深山's 小説「justice」

「正義って何なのかしらね?」
 春の穏やかな花の上で踊りながらアゲハさんは尋ねる。どうして彼女がこんな事を言い出したのかは今でも定かではないが、発端はこんな所だった。
「正義とは英語でジャスティス。つまりは等価交換だ」
 アンちゃんはこんな風に答えたらしい。しかし、アンちゃんはあまりにも小さくて弱かったから誰も耳を貸そうとはしなかったんだ。
「犠牲こそが正義よ」
 そう聞こえたかと思うとアゲハさんの姿はもうそこにはなく、蟷螂親分がアゲハさんのはらわたを切り裂いていた。蟷螂親分はすっかりアゲハさんを平らげると一つゲップして言う。
「弱いものは強いものにその身体を差し出す。弱肉強食こそが正義よ」
 アンちゃんはとても弱かったから、すごすごと逃げ帰ってきたんだ。

 夏の蒸し暑い夜、鈴虫のリンがりんりん鳴きながらその歌声にあわせて叫んだ。
「強さこそが正義か?」
 アンちゃんはまたもや何やら叫んだんだけど、その声は全て音楽にかき消されてしまった。
「そうじゃないだろ。美しいものが正義さ」
 リンの歌はそう続いたんだけど、その瞬間リンはステージから消えていたんだ。
 代わりにガマおばさんが口をもごもごさせながらステージに登ってきた。
「美しさが正義なら、私の声を聞いてくれ」
 そう言って歌い出したんだけど、その声は酷くしゃがれていて断末魔の叫びのようだった。アンちゃんは耳を壊さないようにとっとと逃げ出したんだ。

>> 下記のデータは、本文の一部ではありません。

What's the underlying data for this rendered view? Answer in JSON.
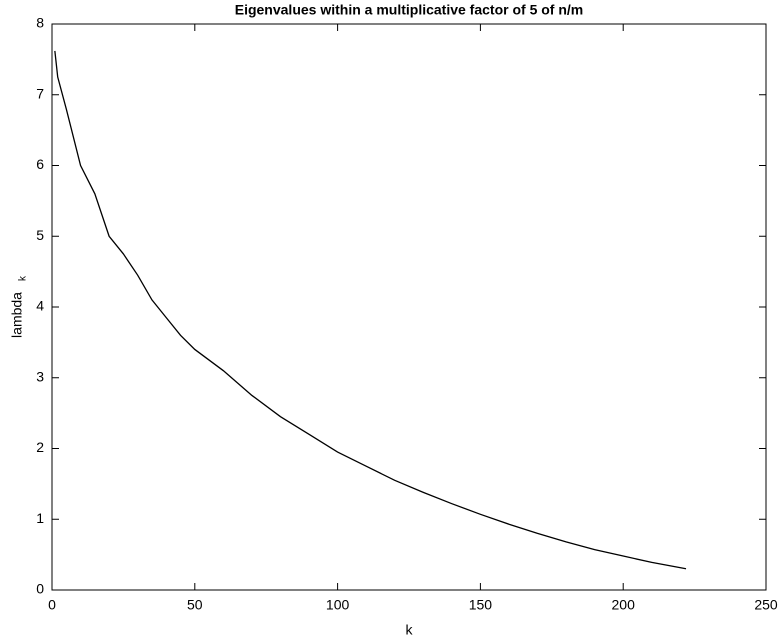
{
  "chart_data": {
    "type": "line",
    "title": "Eigenvalues within a multiplicative factor of 5 of n/m",
    "xlabel": "k",
    "ylabel": "lambda",
    "ylabel_subscript": "k",
    "x": [
      1,
      2,
      5,
      10,
      15,
      20,
      25,
      30,
      35,
      40,
      45,
      50,
      60,
      70,
      80,
      90,
      100,
      110,
      120,
      130,
      140,
      150,
      160,
      170,
      180,
      190,
      200,
      210,
      222
    ],
    "series": [
      {
        "name": "lambda_k",
        "color": "#000000",
        "values": [
          7.62,
          7.25,
          6.8,
          6.0,
          5.6,
          5.0,
          4.75,
          4.45,
          4.1,
          3.85,
          3.6,
          3.4,
          3.1,
          2.75,
          2.45,
          2.2,
          1.95,
          1.75,
          1.55,
          1.38,
          1.22,
          1.07,
          0.93,
          0.8,
          0.68,
          0.57,
          0.48,
          0.39,
          0.3
        ]
      }
    ],
    "xlim": [
      0,
      250
    ],
    "xticks": [
      0,
      50,
      100,
      150,
      200,
      250
    ],
    "ylim": [
      0,
      8
    ],
    "yticks": [
      0,
      1,
      2,
      3,
      4,
      5,
      6,
      7,
      8
    ]
  }
}
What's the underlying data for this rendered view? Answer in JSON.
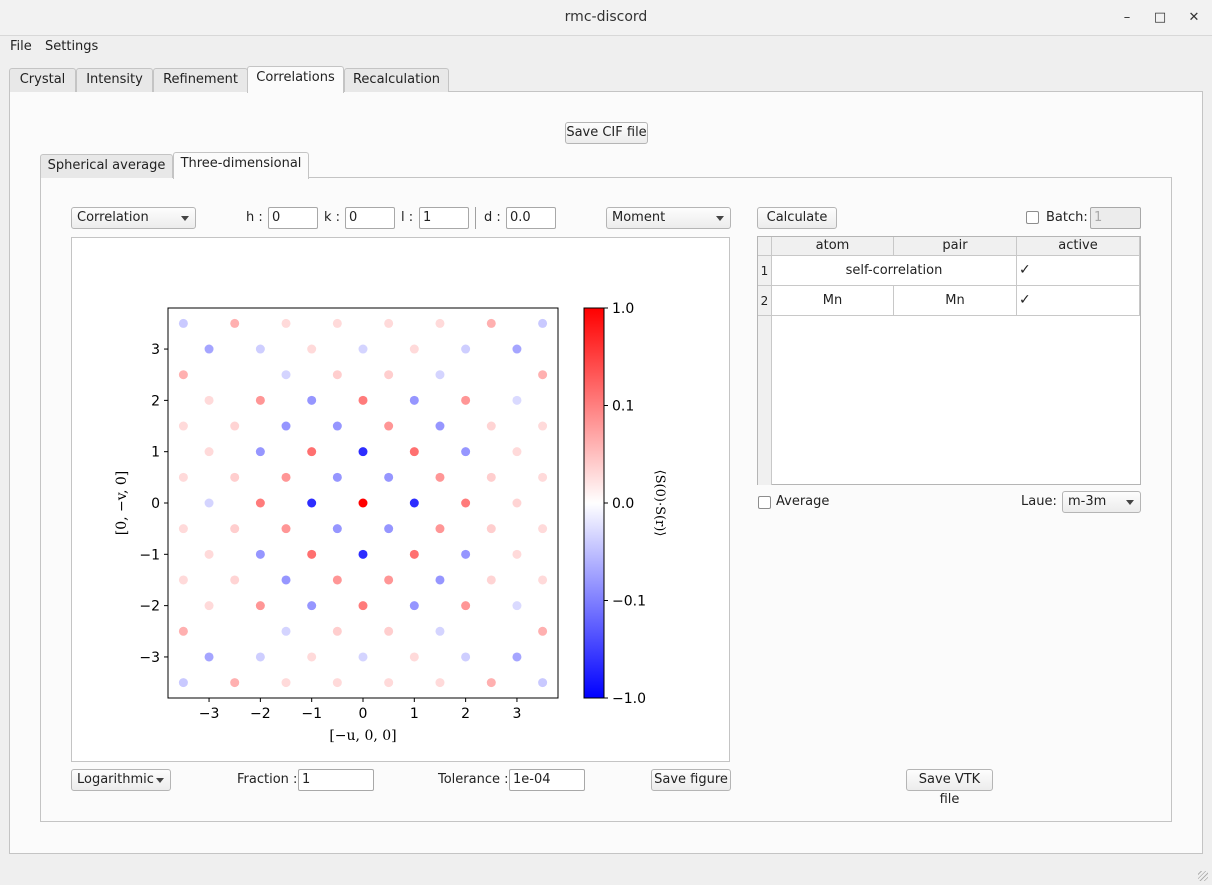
{
  "window": {
    "title": "rmc-discord",
    "minimize": "–",
    "maximize": "□",
    "close": "✕"
  },
  "menu": [
    "File",
    "Settings"
  ],
  "tabs": [
    "Crystal",
    "Intensity",
    "Refinement",
    "Correlations",
    "Recalculation"
  ],
  "save_cif": "Save CIF file",
  "subtabs": [
    "Spherical average",
    "Three-dimensional"
  ],
  "controls": {
    "correlation_combo": "Correlation",
    "h_label": "h :",
    "h_value": "0",
    "k_label": "k :",
    "k_value": "0",
    "l_label": "l :",
    "l_value": "1",
    "d_label": "d :",
    "d_value": "0.0",
    "moment_combo": "Moment",
    "calculate": "Calculate",
    "batch_label": "Batch:",
    "batch_value": "1",
    "scale_combo": "Logarithmic",
    "fraction_label": "Fraction :",
    "fraction_value": "1",
    "tolerance_label": "Tolerance :",
    "tolerance_value": "1e-04",
    "save_figure": "Save figure",
    "average_label": "Average",
    "laue_label": "Laue:",
    "laue_value": "m-3m",
    "save_vtk": "Save VTK file"
  },
  "table": {
    "headers": [
      "atom",
      "pair",
      "active"
    ],
    "rows": [
      {
        "num": "1",
        "atom": "self-correlation",
        "pair": "",
        "active": "✓"
      },
      {
        "num": "2",
        "atom": "Mn",
        "pair": "Mn",
        "active": "✓"
      }
    ]
  },
  "chart_data": {
    "type": "scatter",
    "xlabel": "[−u, 0, 0]",
    "ylabel": "[0, −v, 0]",
    "xlim": [
      -3.8,
      3.8
    ],
    "ylim": [
      -3.8,
      3.8
    ],
    "xticks": [
      "−3",
      "−2",
      "−1",
      "0",
      "1",
      "2",
      "3"
    ],
    "yticks": [
      "3",
      "2",
      "1",
      "0",
      "−1",
      "−2",
      "−3"
    ],
    "colorbar_label": "⟨S(0)·S(r)⟩",
    "colorbar_ticks": [
      "1.0",
      "0.1",
      "0.0",
      "−0.1",
      "−1.0"
    ],
    "colorbar_range": [
      -1.0,
      1.0
    ],
    "colormap": [
      "#0000ff",
      "#ffffff",
      "#ff0000"
    ],
    "points": [
      {
        "x": 0,
        "y": 0,
        "v": 1.0
      },
      {
        "x": 1,
        "y": 0,
        "v": -0.7
      },
      {
        "x": -1,
        "y": 0,
        "v": -0.7
      },
      {
        "x": 0,
        "y": 1,
        "v": -0.7
      },
      {
        "x": 0,
        "y": -1,
        "v": -0.7
      },
      {
        "x": 1,
        "y": 1,
        "v": 0.35
      },
      {
        "x": -1,
        "y": 1,
        "v": 0.35
      },
      {
        "x": 1,
        "y": -1,
        "v": 0.35
      },
      {
        "x": -1,
        "y": -1,
        "v": 0.35
      },
      {
        "x": 2,
        "y": 0,
        "v": 0.3
      },
      {
        "x": -2,
        "y": 0,
        "v": 0.3
      },
      {
        "x": 0,
        "y": 2,
        "v": 0.3
      },
      {
        "x": 0,
        "y": -2,
        "v": 0.3
      },
      {
        "x": 0.5,
        "y": 0.5,
        "v": -0.2
      },
      {
        "x": -0.5,
        "y": 0.5,
        "v": -0.2
      },
      {
        "x": 0.5,
        "y": -0.5,
        "v": -0.2
      },
      {
        "x": -0.5,
        "y": -0.5,
        "v": -0.2
      },
      {
        "x": 1.5,
        "y": 0.5,
        "v": 0.2
      },
      {
        "x": -1.5,
        "y": 0.5,
        "v": 0.2
      },
      {
        "x": 1.5,
        "y": -0.5,
        "v": 0.2
      },
      {
        "x": -1.5,
        "y": -0.5,
        "v": 0.2
      },
      {
        "x": 0.5,
        "y": 1.5,
        "v": 0.2
      },
      {
        "x": -0.5,
        "y": 1.5,
        "v": -0.2
      },
      {
        "x": 0.5,
        "y": -1.5,
        "v": 0.2
      },
      {
        "x": -0.5,
        "y": -1.5,
        "v": 0.2
      },
      {
        "x": 1.5,
        "y": 1.5,
        "v": -0.2
      },
      {
        "x": -1.5,
        "y": 1.5,
        "v": -0.2
      },
      {
        "x": 1.5,
        "y": -1.5,
        "v": -0.2
      },
      {
        "x": -1.5,
        "y": -1.5,
        "v": -0.2
      },
      {
        "x": 2,
        "y": 1,
        "v": -0.2
      },
      {
        "x": -2,
        "y": 1,
        "v": -0.2
      },
      {
        "x": 2,
        "y": -1,
        "v": -0.2
      },
      {
        "x": -2,
        "y": -1,
        "v": -0.2
      },
      {
        "x": 1,
        "y": 2,
        "v": -0.2
      },
      {
        "x": -1,
        "y": 2,
        "v": -0.2
      },
      {
        "x": 1,
        "y": -2,
        "v": -0.2
      },
      {
        "x": -1,
        "y": -2,
        "v": -0.2
      },
      {
        "x": 2,
        "y": 2,
        "v": 0.2
      },
      {
        "x": -2,
        "y": 2,
        "v": 0.2
      },
      {
        "x": 2,
        "y": -2,
        "v": 0.2
      },
      {
        "x": -2,
        "y": -2,
        "v": 0.2
      },
      {
        "x": 3,
        "y": 3,
        "v": -0.15
      },
      {
        "x": -3,
        "y": 3,
        "v": -0.15
      },
      {
        "x": 3,
        "y": -3,
        "v": -0.15
      },
      {
        "x": -3,
        "y": -3,
        "v": -0.15
      },
      {
        "x": 2.5,
        "y": 3.5,
        "v": 0.12
      },
      {
        "x": -2.5,
        "y": 3.5,
        "v": 0.12
      },
      {
        "x": 2.5,
        "y": -3.5,
        "v": 0.12
      },
      {
        "x": -2.5,
        "y": -3.5,
        "v": 0.12
      },
      {
        "x": 3.5,
        "y": 2.5,
        "v": 0.12
      },
      {
        "x": -3.5,
        "y": 2.5,
        "v": 0.12
      },
      {
        "x": 3.5,
        "y": -2.5,
        "v": 0.12
      },
      {
        "x": -3.5,
        "y": -2.5,
        "v": 0.12
      },
      {
        "x": 3,
        "y": 0,
        "v": 0.04
      },
      {
        "x": -3,
        "y": 0,
        "v": -0.04
      },
      {
        "x": 0,
        "y": 3,
        "v": -0.04
      },
      {
        "x": 0,
        "y": -3,
        "v": -0.04
      },
      {
        "x": 2.5,
        "y": 0.5,
        "v": 0.05
      },
      {
        "x": -2.5,
        "y": 0.5,
        "v": 0.05
      },
      {
        "x": 2.5,
        "y": -0.5,
        "v": 0.05
      },
      {
        "x": -2.5,
        "y": -0.5,
        "v": 0.05
      },
      {
        "x": 0.5,
        "y": 2.5,
        "v": 0.05
      },
      {
        "x": -0.5,
        "y": 2.5,
        "v": 0.05
      },
      {
        "x": 0.5,
        "y": -2.5,
        "v": 0.05
      },
      {
        "x": -0.5,
        "y": -2.5,
        "v": 0.05
      },
      {
        "x": 1.5,
        "y": 2.5,
        "v": -0.04
      },
      {
        "x": -1.5,
        "y": 2.5,
        "v": -0.04
      },
      {
        "x": 1.5,
        "y": -2.5,
        "v": -0.04
      },
      {
        "x": -1.5,
        "y": -2.5,
        "v": -0.04
      },
      {
        "x": 2.5,
        "y": 1.5,
        "v": 0.04
      },
      {
        "x": -2.5,
        "y": 1.5,
        "v": 0.04
      },
      {
        "x": 2.5,
        "y": -1.5,
        "v": 0.04
      },
      {
        "x": -2.5,
        "y": -1.5,
        "v": 0.04
      },
      {
        "x": 3,
        "y": 1,
        "v": 0.03
      },
      {
        "x": -3,
        "y": 1,
        "v": 0.03
      },
      {
        "x": 3,
        "y": -1,
        "v": 0.03
      },
      {
        "x": -3,
        "y": -1,
        "v": 0.03
      },
      {
        "x": 1,
        "y": 3,
        "v": 0.03
      },
      {
        "x": -1,
        "y": 3,
        "v": 0.03
      },
      {
        "x": 1,
        "y": -3,
        "v": 0.03
      },
      {
        "x": -1,
        "y": -3,
        "v": 0.03
      },
      {
        "x": 3,
        "y": 2,
        "v": -0.03
      },
      {
        "x": -3,
        "y": 2,
        "v": 0.03
      },
      {
        "x": 3,
        "y": -2,
        "v": -0.03
      },
      {
        "x": -3,
        "y": -2,
        "v": 0.03
      },
      {
        "x": 2,
        "y": 3,
        "v": -0.05
      },
      {
        "x": -2,
        "y": 3,
        "v": -0.05
      },
      {
        "x": 2,
        "y": -3,
        "v": -0.05
      },
      {
        "x": -2,
        "y": -3,
        "v": -0.05
      },
      {
        "x": 3.5,
        "y": 0.5,
        "v": 0.03
      },
      {
        "x": -3.5,
        "y": 0.5,
        "v": 0.03
      },
      {
        "x": 3.5,
        "y": -0.5,
        "v": 0.03
      },
      {
        "x": -3.5,
        "y": -0.5,
        "v": 0.03
      },
      {
        "x": 3.5,
        "y": 1.5,
        "v": 0.03
      },
      {
        "x": -3.5,
        "y": 1.5,
        "v": 0.03
      },
      {
        "x": 3.5,
        "y": -1.5,
        "v": 0.03
      },
      {
        "x": -3.5,
        "y": -1.5,
        "v": 0.03
      },
      {
        "x": 3.5,
        "y": 3.5,
        "v": -0.06
      },
      {
        "x": -3.5,
        "y": 3.5,
        "v": -0.06
      },
      {
        "x": 3.5,
        "y": -3.5,
        "v": -0.06
      },
      {
        "x": -3.5,
        "y": -3.5,
        "v": -0.06
      },
      {
        "x": 0.5,
        "y": 3.5,
        "v": 0.03
      },
      {
        "x": -0.5,
        "y": 3.5,
        "v": 0.03
      },
      {
        "x": 0.5,
        "y": -3.5,
        "v": 0.03
      },
      {
        "x": -0.5,
        "y": -3.5,
        "v": 0.03
      },
      {
        "x": 1.5,
        "y": 3.5,
        "v": 0.03
      },
      {
        "x": -1.5,
        "y": 3.5,
        "v": 0.03
      },
      {
        "x": 1.5,
        "y": -3.5,
        "v": 0.03
      },
      {
        "x": -1.5,
        "y": -3.5,
        "v": 0.03
      }
    ]
  }
}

 秋が深まり、少し寒くなった頃、蟷螂親分は恋人といちゃつきながらアンちゃんにこう言ったんだ。
「愛こそが正義だよ」
 その言葉は一生奴隷で、結婚など出来ない僕には辛かった。そしてやっぱりアンちゃんは叫んで持論を展開しようとしていたんだけど、仲むつまじい二人にはまったく聞こえちゃいなかった。
 すると、親分の恋人が突然、親分にかぶりついた。親分は逃げようとするが、その努力も虚しく、親分は綺麗に完食された。
「ホント愛こそが正義よね」
 女の怖さを知ったアンちゃんは思わず、足を震わせながらその場から立ち去ったんだ。

 寒い寒い冬が終わり、アンちゃんは久しぶりに外に出た。あちこちにみんなの死体が転がっているこの時期はアンちゃんにとって書き入れ時でもある。
「何が正義なんだろう?」
 去年に起きたいろいろなことを聞いていた僕はそのみんなが死体になって巣に運ばれてくるのを見て、思わずそう叫んでいた。
 もちろんアンちゃんが一つ咳払いをしてこう始める。
「正義とは英語でジャスティスだ。ジャスティスってのはジャストに由来していて、つまりはピッタリとかそう言った類のニュアンスなんだな。つまりはやったことに見合ったピッタリのモンが帰ってくるってわけだ。因果応報。やられたらやり返せ。キャッチアンドリリース!!」
 後半はよく分からなかったけど、アンちゃんはそう叫ぶと僕に鞭打って酒を造らせ、それを飲み出した。
「ねぇ、こうして僕を家畜同然に巣の中に飼っていることも正義なの?」
 いい気分になったアンちゃんはしゃっくりをしながらこう答えた。
「そうだ、アブラムシはアリに搾取されなきゃならねぇ。一生外には出られないかもしれないが、その分ここは安全だ。それこそがこの世界のジャスティスだろうよ」
 そう言うと、アンちゃんはいびきをかいて寝てしまいました。